Critique of a research paper related to my project.
For this week, I chose to critique Anders Søgaard’s paper from 2020: Some Languages Seem Easier to Parse Because Their Treebanks Leak. This paper seeks to find if overlap between unlabeled graphs in the training section and test section (leakage) of data affect dependency parser performance. It uses the VF2 algorithm to compute isomorphisms and considers undirected, unlabeled graphs and directed, unlabeled graphs. This paper then compares treebank leakage to other factors which affect parser performance. There are many different factors that can affect performance of a parser, the most important and strongest correlation is from the treebank size, which is so important that all other factors are correlated in combination with treebank size. Next the morphology is an important factor, and in rich morphological languages, relations are expressed implicitly with word order and encoded in morphological affixes. Also sentence length affects parser performance because it depends on input length (the search space of possible parses). Open class ratio is also a predictor of parser performance because certain classes (like nouns and verbs) are especially hard to attach to other parts of speech. Finally POS bigram perplexity, domain divergence, and graph properties are other predictors explored in this paper. The results found that treebank size correlates strongly (which is well known), morphological complexity and open class ratio are not very predictive, domain divergence correlates strongly, dependency length is weakly correlated, sentence length is more strongly correlated, and leakage is more predictive than any of these factors (aside from treebank size). Furthermore, using directed as opposed to undirected graphs was shown to be slightly more correlated to good parser performance.

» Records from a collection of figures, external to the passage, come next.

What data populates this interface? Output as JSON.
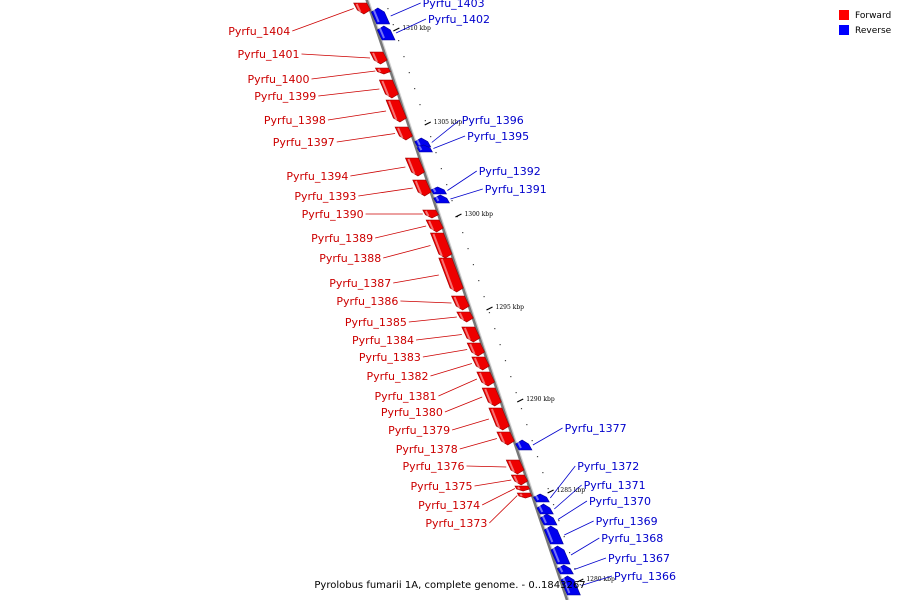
{
  "caption": "Pyrolobus fumarii 1A, complete genome. - 0..1843267",
  "legend": [
    {
      "label": "Forward",
      "color": "#ff0000"
    },
    {
      "label": "Reverse",
      "color": "#0000ff"
    }
  ],
  "ticks": [
    "1310 kbp",
    "1305 kbp",
    "1300 kbp",
    "1295 kbp",
    "1290 kbp",
    "1285 kbp",
    "1280 kbp"
  ],
  "forward_genes": [
    "Pyrfu_1404",
    "Pyrfu_1401",
    "Pyrfu_1400",
    "Pyrfu_1399",
    "Pyrfu_1398",
    "Pyrfu_1397",
    "Pyrfu_1394",
    "Pyrfu_1393",
    "Pyrfu_1390",
    "Pyrfu_1389",
    "Pyrfu_1388",
    "Pyrfu_1387",
    "Pyrfu_1386",
    "Pyrfu_1385",
    "Pyrfu_1384",
    "Pyrfu_1383",
    "Pyrfu_1382",
    "Pyrfu_1381",
    "Pyrfu_1380",
    "Pyrfu_1379",
    "Pyrfu_1378",
    "Pyrfu_1376",
    "Pyrfu_1375",
    "Pyrfu_1374",
    "Pyrfu_1373"
  ],
  "reverse_genes": [
    "Pyrfu_1403",
    "Pyrfu_1402",
    "Pyrfu_1396",
    "Pyrfu_1395",
    "Pyrfu_1392",
    "Pyrfu_1391",
    "Pyrfu_1377",
    "Pyrfu_1372",
    "Pyrfu_1371",
    "Pyrfu_1370",
    "Pyrfu_1369",
    "Pyrfu_1368",
    "Pyrfu_1367",
    "Pyrfu_1366"
  ]
}
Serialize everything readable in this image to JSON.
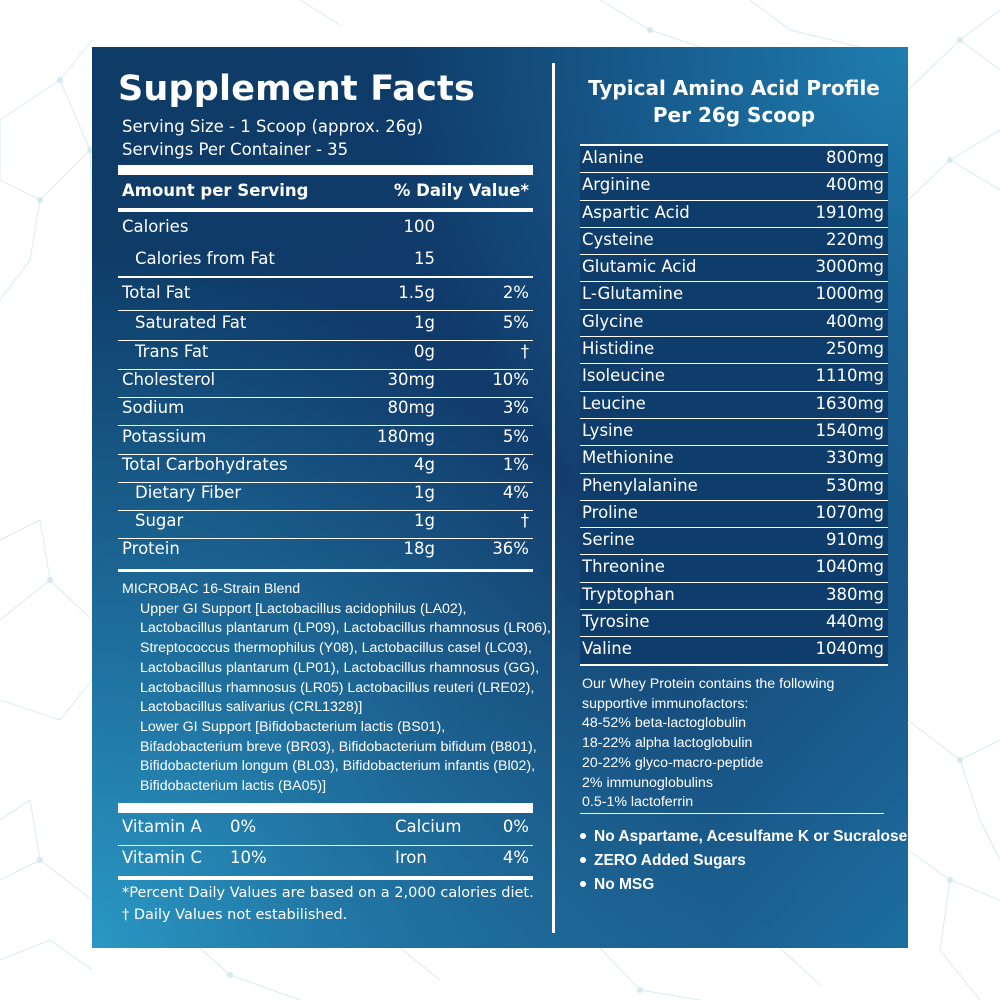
{
  "left": {
    "title": "Supplement Facts",
    "serving_size": "Serving  Size - 1 Scoop (approx. 26g)",
    "servings_per_container": "Servings Per Container - 35",
    "header_amount": "Amount per Serving",
    "header_dv": "% Daily Value*",
    "nutrients": [
      {
        "name": "Calories",
        "amount": "100",
        "dv": ""
      },
      {
        "name": "Calories from Fat",
        "amount": "15",
        "dv": ""
      },
      {
        "name": "Total Fat",
        "amount": "1.5g",
        "dv": "2%"
      },
      {
        "name": "Saturated Fat",
        "amount": "1g",
        "dv": "5%"
      },
      {
        "name": "Trans Fat",
        "amount": "0g",
        "dv": "†"
      },
      {
        "name": "Cholesterol",
        "amount": "30mg",
        "dv": "10%"
      },
      {
        "name": "Sodium",
        "amount": "80mg",
        "dv": "3%"
      },
      {
        "name": "Potassium",
        "amount": "180mg",
        "dv": "5%"
      },
      {
        "name": "Total Carbohydrates",
        "amount": "4g",
        "dv": "1%"
      },
      {
        "name": "Dietary Fiber",
        "amount": "1g",
        "dv": "4%"
      },
      {
        "name": "Sugar",
        "amount": "1g",
        "dv": "†"
      },
      {
        "name": "Protein",
        "amount": "18g",
        "dv": "36%"
      }
    ],
    "blend_lines": [
      "MICROBAC 16-Strain Blend",
      "Upper GI Support [Lactobacillus acidophilus (LA02),",
      "Lactobacillus plantarum (LP09), Lactobacillus rhamnosus (LR06),",
      "Streptococcus thermophilus (Y08), Lactobacillus casel (LC03),",
      "Lactobacillus plantarum (LP01), Lactobacillus rhamnosus (GG),",
      "Lactobacillus rhamnosus (LR05) Lactobacillus reuteri (LRE02),",
      "Lactobacillus salivarius (CRL1328)]",
      "Lower GI Support [Bifidobacterium lactis (BS01),",
      "Bifadobacterium breve (BR03), Bifidobacterium bifidum (B801),",
      "Bifidobacterium longum (BL03), Bifidobacterium infantis (Bl02),",
      "Bifidobacterium lactis (BA05)]"
    ],
    "vitamins": [
      {
        "name1": "Vitamin A",
        "val1": "0%",
        "name2": "Calcium",
        "val2": "0%"
      },
      {
        "name1": "Vitamin C",
        "val1": "10%",
        "name2": "Iron",
        "val2": "4%"
      }
    ],
    "footnote1": "*Percent Daily Values are based on a 2,000 calories diet.",
    "footnote2": "† Daily Values not estabilished."
  },
  "right": {
    "title_line1": "Typical Amino Acid Profile",
    "title_line2": "Per 26g Scoop",
    "amino_acids": [
      {
        "name": "Alanine",
        "value": "800mg"
      },
      {
        "name": "Arginine",
        "value": "400mg"
      },
      {
        "name": "Aspartic Acid",
        "value": "1910mg"
      },
      {
        "name": "Cysteine",
        "value": "220mg"
      },
      {
        "name": "Glutamic Acid",
        "value": "3000mg"
      },
      {
        "name": "L-Glutamine",
        "value": "1000mg"
      },
      {
        "name": "Glycine",
        "value": "400mg"
      },
      {
        "name": "Histidine",
        "value": "250mg"
      },
      {
        "name": "Isoleucine",
        "value": "1110mg"
      },
      {
        "name": "Leucine",
        "value": "1630mg"
      },
      {
        "name": "Lysine",
        "value": "1540mg"
      },
      {
        "name": "Methionine",
        "value": "330mg"
      },
      {
        "name": "Phenylalanine",
        "value": "530mg"
      },
      {
        "name": "Proline",
        "value": "1070mg"
      },
      {
        "name": "Serine",
        "value": "910mg"
      },
      {
        "name": "Threonine",
        "value": "1040mg"
      },
      {
        "name": "Tryptophan",
        "value": "380mg"
      },
      {
        "name": "Tyrosine",
        "value": "440mg"
      },
      {
        "name": "Valine",
        "value": "1040mg"
      }
    ],
    "whey_lines": [
      "Our Whey Protein contains the following",
      "supportive immunofactors:",
      "48-52% beta-lactoglobulin",
      "18-22% alpha lactoglobulin",
      "20-22% glyco-macro-peptide",
      "2% immunoglobulins",
      "0.5-1% lactoferrin"
    ],
    "bullets": [
      "No Aspartame, Acesulfame K or Sucralose",
      "ZERO Added Sugars",
      "No MSG"
    ]
  },
  "colors": {
    "panel_dark": "#0f3d6b",
    "panel_light": "#2a97c4",
    "text": "#ffffff",
    "network_lines": "#cfe6ef"
  }
}
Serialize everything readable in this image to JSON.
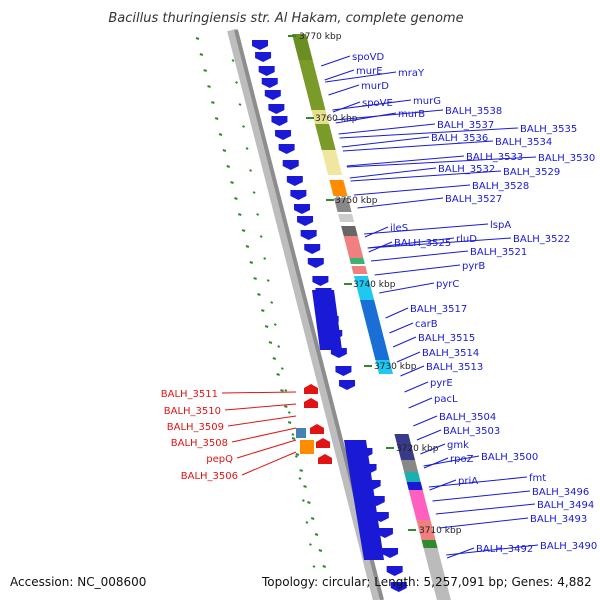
{
  "title": "Bacillus thuringiensis str. Al Hakam, complete genome",
  "accession": "Accession: NC_008600",
  "topology": "Topology: circular; Length: 5,257,091 bp; Genes: 4,882",
  "colors": {
    "forward_label": "#1a1ad6",
    "reverse_label": "#e01414",
    "cds_forward": "#1a1ad6",
    "cds_reverse": "#e01414",
    "backbone": "#999999",
    "gc_skew": "#2e8b2e"
  },
  "kbp_ticks": [
    "3770 kbp",
    "3760 kbp",
    "3750 kbp",
    "3740 kbp",
    "3730 kbp",
    "3720 kbp",
    "3710 kbp"
  ],
  "forward_genes": [
    "spoVD",
    "murE",
    "mraY",
    "murD",
    "spoVE",
    "murG",
    "murB",
    "BALH_3538",
    "BALH_3537",
    "BALH_3535",
    "BALH_3536",
    "BALH_3534",
    "BALH_3533",
    "BALH_3530",
    "BALH_3532",
    "BALH_3529",
    "BALH_3528",
    "BALH_3527",
    "ileS",
    "lspA",
    "BALH_3525",
    "rluD",
    "BALH_3522",
    "BALH_3521",
    "pyrB",
    "pyrC",
    "BALH_3517",
    "carB",
    "BALH_3515",
    "BALH_3514",
    "BALH_3513",
    "pyrE",
    "pacL",
    "BALH_3504",
    "BALH_3503",
    "gmk",
    "rpoZ",
    "BALH_3500",
    "priA",
    "fmt",
    "BALH_3496",
    "BALH_3494",
    "BALH_3493",
    "BALH_3492",
    "BALH_3490"
  ],
  "reverse_genes": [
    "BALH_3511",
    "BALH_3510",
    "BALH_3509",
    "BALH_3508",
    "pepQ",
    "BALH_3506"
  ]
}
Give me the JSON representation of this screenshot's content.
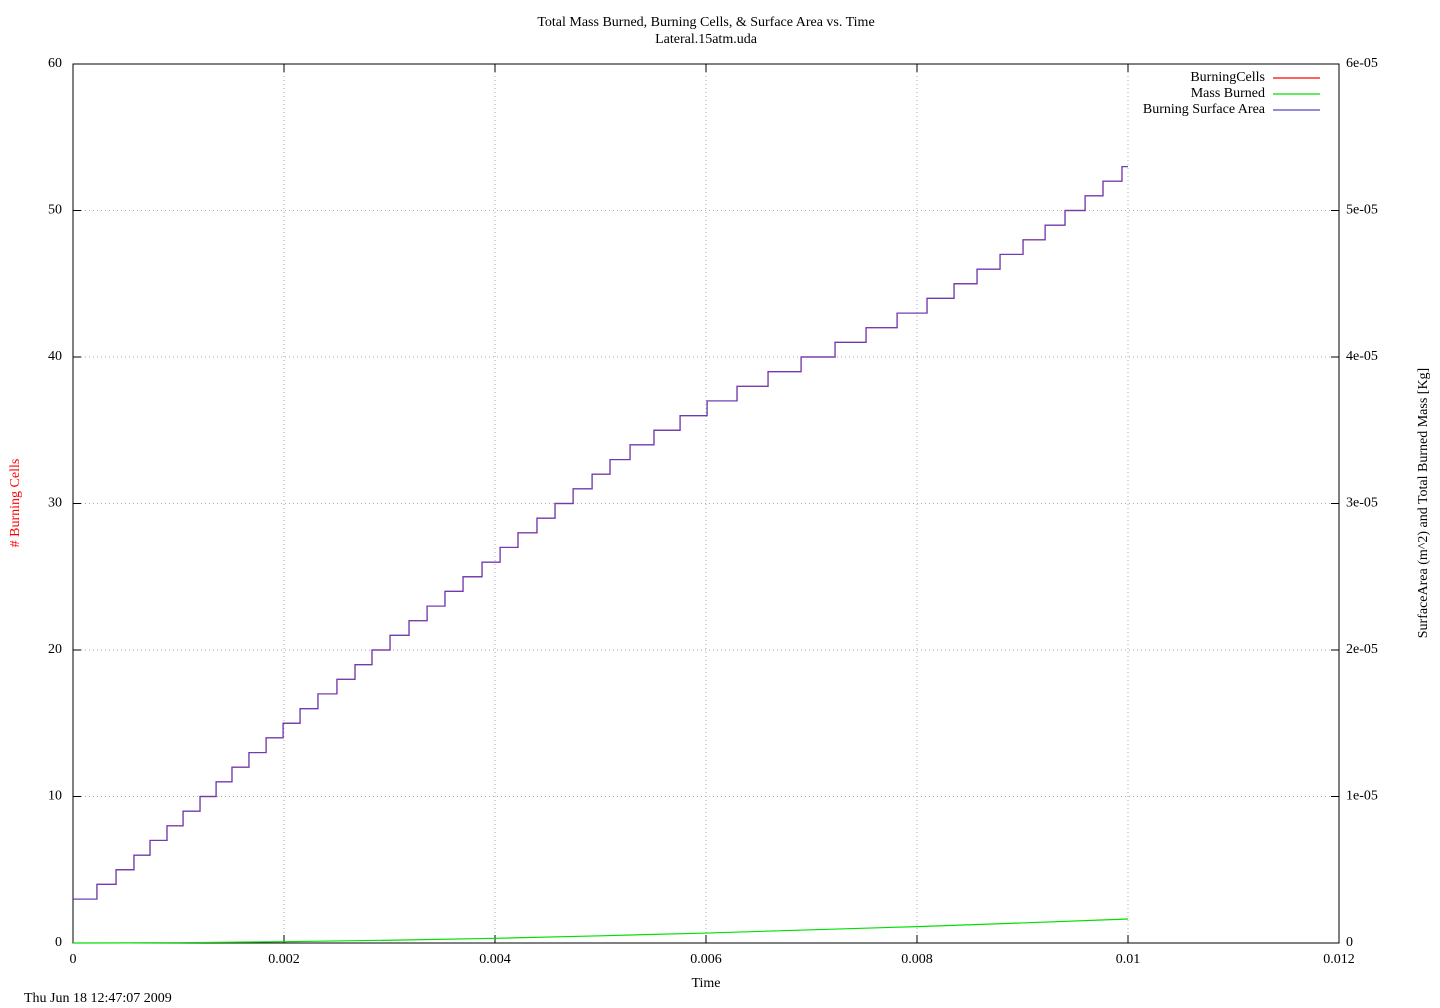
{
  "chart_data": {
    "type": "line",
    "title": "Total Mass Burned, Burning Cells, & Surface Area vs. Time",
    "subtitle": "Lateral.15atm.uda",
    "x_label": "Time",
    "y_label": "# Burning Cells",
    "y_label_color": "#ff0000",
    "y2_label": "SurfaceArea (m^2) and Total Burned Mass [Kg]",
    "footer": "Thu Jun 18 12:47:07 2009",
    "xlim": [
      0,
      0.012
    ],
    "xticks": [
      0,
      0.002,
      0.004,
      0.006,
      0.008,
      0.01,
      0.012
    ],
    "ylim": [
      0,
      60
    ],
    "yticks": [
      0,
      10,
      20,
      30,
      40,
      50,
      60
    ],
    "y2lim": [
      0,
      6e-05
    ],
    "y2ticks": [
      0,
      {
        "value": 1e-05,
        "label": "1e-05"
      },
      {
        "value": 2e-05,
        "label": "2e-05"
      },
      {
        "value": 3e-05,
        "label": "3e-05"
      },
      {
        "value": 4e-05,
        "label": "4e-05"
      },
      {
        "value": 5e-05,
        "label": "5e-05"
      },
      {
        "value": 6e-05,
        "label": "6e-05"
      }
    ],
    "grid": true,
    "legend": "top-right",
    "series": [
      {
        "name": "BurningCells",
        "color": "#ff0000",
        "style": "steps",
        "x": [
          0,
          0.000227,
          0.000408,
          0.000578,
          0.00073,
          0.000891,
          0.001043,
          0.001204,
          0.001356,
          0.001507,
          0.001668,
          0.00183,
          0.001991,
          0.002152,
          0.002322,
          0.002502,
          0.002673,
          0.002834,
          0.003005,
          0.003185,
          0.003356,
          0.003526,
          0.003697,
          0.003877,
          0.004048,
          0.004218,
          0.004398,
          0.004569,
          0.00474,
          0.00492,
          0.00509,
          0.00528,
          0.005507,
          0.005754,
          0.00601,
          0.006294,
          0.006588,
          0.006901,
          0.007223,
          0.007517,
          0.007811,
          0.008095,
          0.008351,
          0.008569,
          0.008787,
          0.009005,
          0.009214,
          0.009403,
          0.009593,
          0.009763,
          0.009943,
          0.01
        ],
        "values": [
          3,
          4,
          5,
          6,
          7,
          8,
          9,
          10,
          11,
          12,
          13,
          14,
          15,
          16,
          17,
          18,
          19,
          20,
          21,
          22,
          23,
          24,
          25,
          26,
          27,
          28,
          29,
          30,
          31,
          32,
          33,
          34,
          35,
          36,
          37,
          38,
          39,
          40,
          41,
          42,
          43,
          44,
          45,
          46,
          47,
          48,
          49,
          50,
          51,
          52,
          53,
          53
        ]
      },
      {
        "name": "Mass Burned",
        "color": "#00e000",
        "style": "line",
        "axis": "y2",
        "x": [
          0,
          0.001,
          0.002,
          0.003,
          0.004,
          0.005,
          0.006,
          0.007,
          0.008,
          0.009,
          0.01
        ],
        "values": [
          0,
          2e-08,
          9e-08,
          1.9e-07,
          3.2e-07,
          4.9e-07,
          6.8e-07,
          9e-07,
          1.12e-06,
          1.37e-06,
          1.64e-06
        ]
      },
      {
        "name": "Burning Surface Area",
        "color": "#6040c0",
        "style": "steps",
        "axis": "y2",
        "x": [
          0,
          0.000227,
          0.000408,
          0.000578,
          0.00073,
          0.000891,
          0.001043,
          0.001204,
          0.001356,
          0.001507,
          0.001668,
          0.00183,
          0.001991,
          0.002152,
          0.002322,
          0.002502,
          0.002673,
          0.002834,
          0.003005,
          0.003185,
          0.003356,
          0.003526,
          0.003697,
          0.003877,
          0.004048,
          0.004218,
          0.004398,
          0.004569,
          0.00474,
          0.00492,
          0.00509,
          0.00528,
          0.005507,
          0.005754,
          0.00601,
          0.006294,
          0.006588,
          0.006901,
          0.007223,
          0.007517,
          0.007811,
          0.008095,
          0.008351,
          0.008569,
          0.008787,
          0.009005,
          0.009214,
          0.009403,
          0.009593,
          0.009763,
          0.009943,
          0.01
        ],
        "values": [
          3e-06,
          4e-06,
          5e-06,
          6e-06,
          7e-06,
          8e-06,
          9e-06,
          1e-05,
          1.1e-05,
          1.2e-05,
          1.3e-05,
          1.4e-05,
          1.5e-05,
          1.6e-05,
          1.7e-05,
          1.8e-05,
          1.9e-05,
          2e-05,
          2.1e-05,
          2.2e-05,
          2.3e-05,
          2.4e-05,
          2.5e-05,
          2.6e-05,
          2.7e-05,
          2.8e-05,
          2.9e-05,
          3e-05,
          3.1e-05,
          3.2e-05,
          3.3e-05,
          3.4e-05,
          3.5e-05,
          3.6e-05,
          3.7e-05,
          3.8e-05,
          3.9e-05,
          4e-05,
          4.1e-05,
          4.2e-05,
          4.3e-05,
          4.4e-05,
          4.5e-05,
          4.6e-05,
          4.7e-05,
          4.8e-05,
          4.9e-05,
          5e-05,
          5.1e-05,
          5.2e-05,
          5.3e-05,
          5.3e-05
        ]
      }
    ]
  }
}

In this paper I learned about all of the many (but probably not all) factors which can affect parser performance. It was also interesting to learn about how important each factor was compared to the others. For instance treebank size is the most important factor, whereas other factors do not affect parser performance in any significant way. In our research, we aim to further the work which this paper did. We have already (for the most part) replicated the work of this paper, and now we want to know: Does using labeled (edge labels and POS labels) graph isomorphisms affect parser performance? How do subgraphs (labeled and unlabeled) affect parser performance? What type of subgraphs are most predictive of parser performance (looking at one node and its predecessor/many successors, looking at the graph without any modifiers, looking at two subgraphs connected by conjunctions…)? The questions which I have posed are what we aim to explore in our research in the coming weeks.
References:
Anders Søgaard. Some Languages Seem Easier to Parse Because Their Treebanks Leak. Proceedings of the 2020 Conference on Empirical Methods in Natural Language Processing, pages 2765–2770, 2020.